The pregnancy was rough. I had to go to bed and stay there, I could lift nothing, do nothing but go back and forth between my bed and a lounge chair in the living room and, ultimately, wait to see what nature would do. There was no treatment for my conditiion, although the doctors could help support my pregnancy. It was all that they could do. Ten days after the rupture happened the baby turned into a breech position and, ultimately, saved himself. His little behind plugged off the leak and slowly the fluid began to reaccumulate.

I continued to see the doctor twice weekly, still had to stay in bed and wait and could do nothing. But as week after week went by and the fluid levels stayed up I began to believe more and more that my baby, the fighter, was going to make it. 12 weeks after the initial event my doctor walked into the exam room and handed me a little pink Energizer Bunny. I looked at him and looked at the toy and he told me it was his symbol of my pregnancy. Despite everything the medical texts said, despite all of the dire warnings, my pregnancy just kept going and going and going. He laughed and hugged me...and then told me that I had already surpassed the record for this type of thing in the groups entire practice.

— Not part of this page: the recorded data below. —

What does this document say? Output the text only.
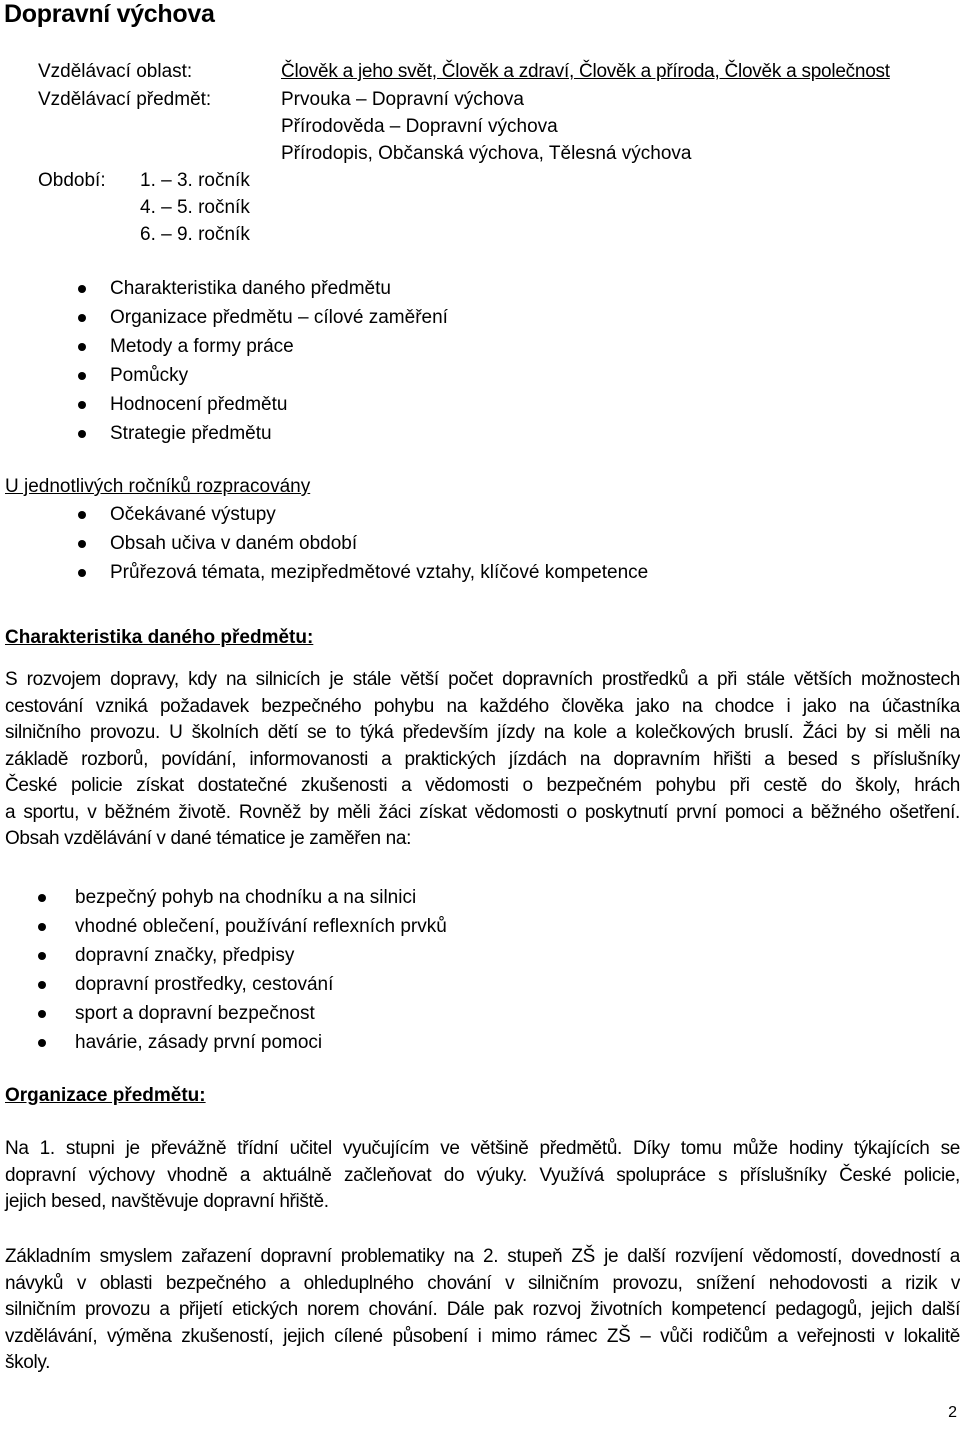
Dopravní výchova
Vzdělávací oblast:	Člověk a jeho svět, Člověk a zdraví, Člověk a příroda, Člověk a společnost
Vzdělávací předmět:	Prvouka – Dopravní výchova
Přírodověda – Dopravní výchova
Přírodopis, Občanská výchova, Tělesná výchova
Období: 1. – 3. ročník
4. – 5. ročník
6. – 9. ročník
Charakteristika daného předmětu
Organizace předmětu – cílové zaměření
Metody a formy práce
Pomůcky
Hodnocení předmětu
Strategie předmětu
U jednotlivých ročníků rozpracovány
Očekávané výstupy
Obsah učiva v daném období
Průřezová témata, mezipředmětové vztahy, klíčové kompetence
Charakteristika daného předmětu:
S rozvojem dopravy, kdy na silnicích je stále větší počet dopravních prostředků a při stále větších možnostech
cestování vzniká požadavek bezpečného pohybu na každého člověka jako na chodce i jako na účastníka
silničního provozu. U školních dětí se to týká především jízdy na kole a kolečkových bruslí. Žáci by si měli na
základě rozborů, povídání, informovanosti a praktických jízdách na dopravním hřišti a besed s příslušníky
České policie získat dostatečné zkušenosti a vědomosti o bezpečném pohybu při cestě do školy, hrách
a sportu, v běžném životě. Rovněž by měli žáci získat vědomosti o poskytnutí první pomoci a běžného ošetření.
Obsah vzdělávání v dané tématice je zaměřen na:
bezpečný pohyb na chodníku a na silnici
vhodné oblečení, používání reflexních prvků
dopravní značky, předpisy
dopravní prostředky, cestování
sport a dopravní bezpečnost
havárie, zásady první pomoci
Organizace předmětu:
Na 1. stupni je převážně třídní učitel vyučujícím ve většině předmětů. Díky tomu může hodiny týkajících se
dopravní výchovy vhodně a aktuálně začleňovat do výuky. Využívá spolupráce s příslušníky České policie,
jejich besed, navštěvuje dopravní hřiště.
Základním smyslem zařazení dopravní problematiky na 2. stupeň ZŠ je další rozvíjení vědomostí, dovedností a
návyků v oblasti bezpečného a ohleduplného chování v silničním provozu, snížení nehodovosti a rizik v
silničním provozu a přijetí etických norem chování. Dále pak rozvoj životních kompetencí pedagogů, jejich další
vzdělávání, výměna zkušeností, jejich cílené působení i mimo rámec ZŠ – vůči rodičům a veřejnosti v lokalitě
školy.
2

16 weeks after the event, on New Year's Eve of 1992,  I went into the clinic for my, by then, routine sonogram. Once again, I had lost all of the fluid. But this time it was different. I was 36 weeks pregnant and my son could survive being born. I was immediately prepped for surgery and that afternoon, my son was born by caesarean section. Just before he was born, while I was in the labor room being prepped for the surgery, a young resident came into the room and hesitantly told me that there was still a chance that my baby could not survive due to undergrowth of the lungs from lack of fluid while I was pregnant. Strangely, I was entirely serene. I knew that my son was going to be born just fine. When they brought me into the operating room an entire team of nurses from neonatal ICU and a neonatal specialist were waiting for my boy. The truth was, they had no idea WHAT they would encounter. The perinatal specialist made the first cut and 2 minutes later he was in the world. I heard a cry that could be heard 6 blocks away...and cried. There was a collective sigh of relief in the room and they handed him to his father who then brought him to me. I stroked his tiny cheek and they whisked him away to neonatal ICU. He was tiny; 4 pounds, 14 ounces, and only 17 inches long, but he was fine, just as I had known all along.

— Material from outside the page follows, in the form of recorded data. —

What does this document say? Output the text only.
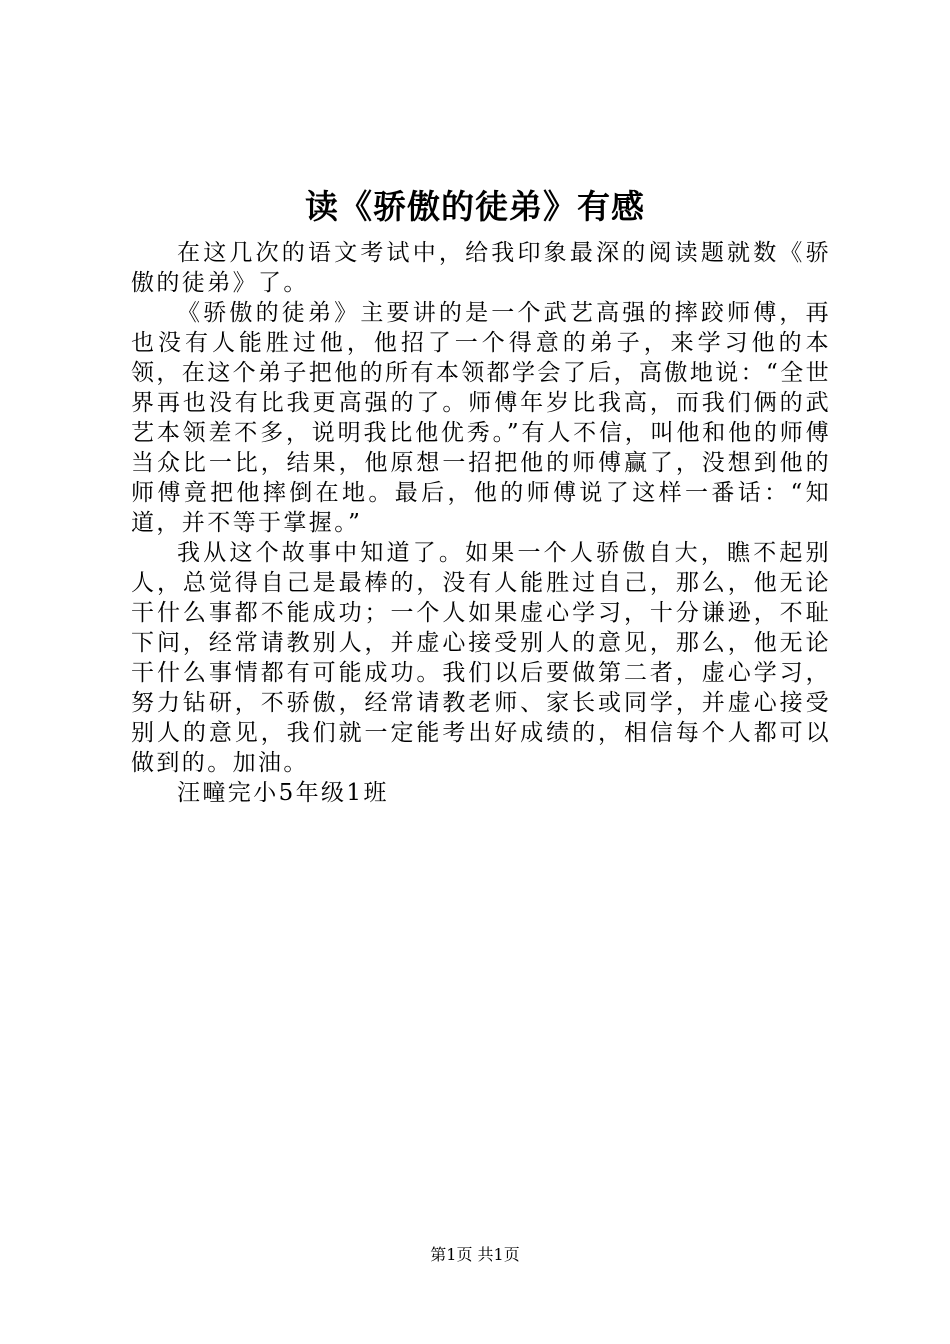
读《骄傲的徒弟》有感

在这几次的语文考试中，给我印象最深的阅读题就数《骄傲的徒弟》了。

《骄傲的徒弟》主要讲的是一个武艺高强的摔跤师傅，再也没有人能胜过他，他招了一个得意的弟子，来学习他的本领，在这个弟子把他的所有本领都学会了后，高傲地说：“全世界再也没有比我更高强的了。师傅年岁比我高，而我们俩的武艺本领差不多，说明我比他优秀。”有人不信，叫他和他的师傅当众比一比，结果，他原想一招把他的师傅赢了，没想到他的师傅竟把他摔倒在地。最后，他的师傅说了这样一番话：“知道，并不等于掌握。”

我从这个故事中知道了。如果一个人骄傲自大，瞧不起别人，总觉得自己是最棒的，没有人能胜过自己，那么，他无论干什么事都不能成功；一个人如果虚心学习，十分谦逊，不耻下问，经常请教别人，并虚心接受别人的意见，那么，他无论干什么事情都有可能成功。我们以后要做第二者，虚心学习，努力钻研，不骄傲，经常请教老师、家长或同学，并虚心接受别人的意见，我们就一定能考出好成绩的，相信每个人都可以做到的。加油。

汪疃完小5年级1班

第1页 共1页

Two days after he was born my doctor came into my room at the hospital and he sat down and we had a long, glowing conversation. He told me that if my baby's birth were expressed in statistics of survival, given the conditions under which he was born, it would have been expressed in terms of less then 0.01%. He was quite literally, a miracle. Prior to my son's birth the longest they had ever had a mother with a midtrimester event like mine go before losing her baby was 8 weeks. I had gone more then twice that, a total of 16 weeks. There were 5 doctors in the perinatal practice. Eventually two of them would publish articles in the American Journal of Perinatal Medicine related to my pregnancy and my son's birth. My primary doctor was later offered and accepted a post in New York.

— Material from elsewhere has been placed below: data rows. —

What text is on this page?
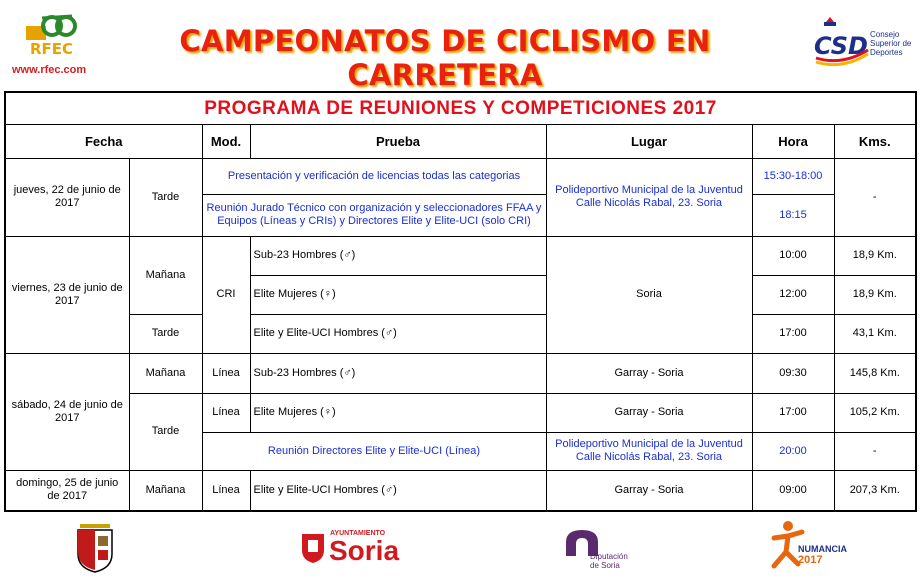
RFEC
www.rfec.com
CAMPEONATOS DE CICLISMO EN CARRETERA
CSD Consejo
Superior de
Deportes
PROGRAMA DE REUNIONES Y COMPETICIONES 2017						
Fecha		Mod.	Prueba	Lugar	Hora	Kms.
jueves, 22 de junio de 2017	Tarde	Presentación y verificación de licencias todas las categorias		Polideportivo Municipal de la Juventud Calle Nicolás Rabal, 23. Soria	15:30-18:00	-
		Reunión Jurado Técnico con organización y seleccionadores FFAA y Equipos (Líneas y CRIs) y Directores Elite y Elite-UCI (solo CRI)			18:15	
viernes, 23 de junio de 2017	Mañana	CRI	Sub-23 Hombres (♂)	Soria	10:00	18,9 Km.
			Elite Mujeres (♀)		12:00	18,9 Km.
	Tarde		Elite y Elite-UCI Hombres (♂)		17:00	43,1 Km.
sábado, 24 de junio de 2017	Mañana	Línea	Sub-23 Hombres (♂)	Garray - Soria	09:30	145,8 Km.
	Tarde	Línea	Elite Mujeres (♀)	Garray - Soria	17:00	105,2 Km.
		Reunión Directores Elite y Elite-UCI (Línea)		Polideportivo Municipal de la Juventud Calle Nicolás Rabal, 23. Soria	20:00	-
domingo, 25 de junio de 2017	Mañana	Línea	Elite y Elite-UCI Hombres (♂)	Garray - Soria	09:00	207,3 Km.
AYUNTAMIENTO
Soria	Diputación
de Soria
NUMANCIA
2017
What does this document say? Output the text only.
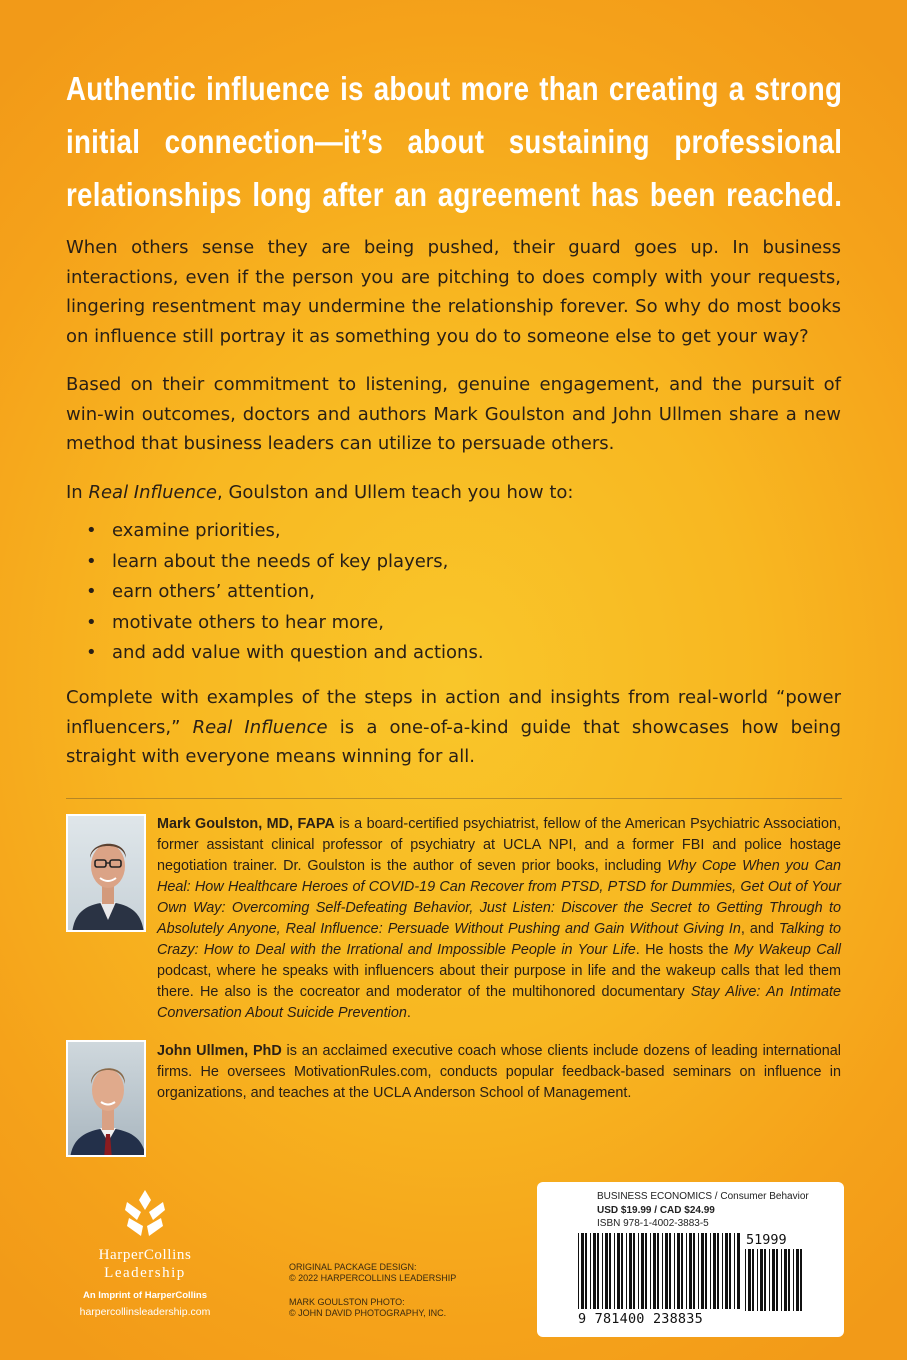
Authentic influence is about more than creating a strong
initial connection—it’s about sustaining professional
relationships long after an agreement has been reached.

When others sense they are being pushed, their guard goes up. In business interactions, even if the person you are pitching to does comply with your requests, lingering resentment may undermine the relationship forever. So why do most books on influence still portray it as something you do to someone else to get your way?

Based on their commitment to listening, genuine engagement, and the pursuit of win-win outcomes, doctors and authors Mark Goulston and John Ullmen share a new method that business leaders can utilize to persuade others.

In Real Influence, Goulston and Ullem teach you how to:

• examine priorities,
• learn about the needs of key players,
• earn others’ attention,
• motivate others to hear more,
• and add value with question and actions.

Complete with examples of the steps in action and insights from real-world “power influencers,” Real Influence is a one-of-a-kind guide that showcases how being straight with everyone means winning for all.

Mark Goulston, MD, FAPA is a board-certified psychiatrist, fellow of the American Psychiatric Association, former assistant clinical professor of psychiatry at UCLA NPI, and a former FBI and police hostage negotiation trainer. Dr. Goulston is the author of seven prior books, including Why Cope When you Can Heal: How Healthcare Heroes of COVID-19 Can Recover from PTSD, PTSD for Dummies, Get Out of Your Own Way: Overcoming Self-Defeating Behavior, Just Listen: Discover the Secret to Getting Through to Absolutely Anyone, Real Influence: Persuade Without Pushing and Gain Without Giving In, and Talking to Crazy: How to Deal with the Irrational and Impossible People in Your Life. He hosts the My Wakeup Call podcast, where he speaks with influencers about their purpose in life and the wakeup calls that led them there. He also is the cocreator and moderator of the multihonored documentary Stay Alive: An Intimate Conversation About Suicide Prevention.
John Ullmen, PhD is an acclaimed executive coach whose clients include dozens of leading international firms. He oversees MotivationRules.com, conducts popular feedback-based seminars on influence in organizations, and teaches at the UCLA Anderson School of Management.
HarperCollins
Leadership
An Imprint of HarperCollins
harpercollinsleadership.com
ORIGINAL PACKAGE DESIGN:
© 2022 HARPERCOLLINS LEADERSHIP
MARK GOULSTON PHOTO:
© JOHN DAVID PHOTOGRAPHY, INC.
BUSINESS ECONOMICS / Consumer Behavior
USD $19.99 / CAD $24.99
ISBN 978-1-4002-3883-5
9 781400 238835
51999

Over the years since his birth he has been tracked and followed by several doctors. He is an anomaly to them. He has, to this date, done well. He has completed second grade and was awarded a certificate of excellence in reading for achievement beyond the curriculum goals of his grade. He is a bit of a "nerd" type; small for his age but tough and wiry. He has a passion for trains, computers and computer games and a sensitive side to him that makes him treat babys and kittens with uncommon gentleness for a little boy.

Indeed, given his beginnings, I have faith that he will grow up to be an uncommon man.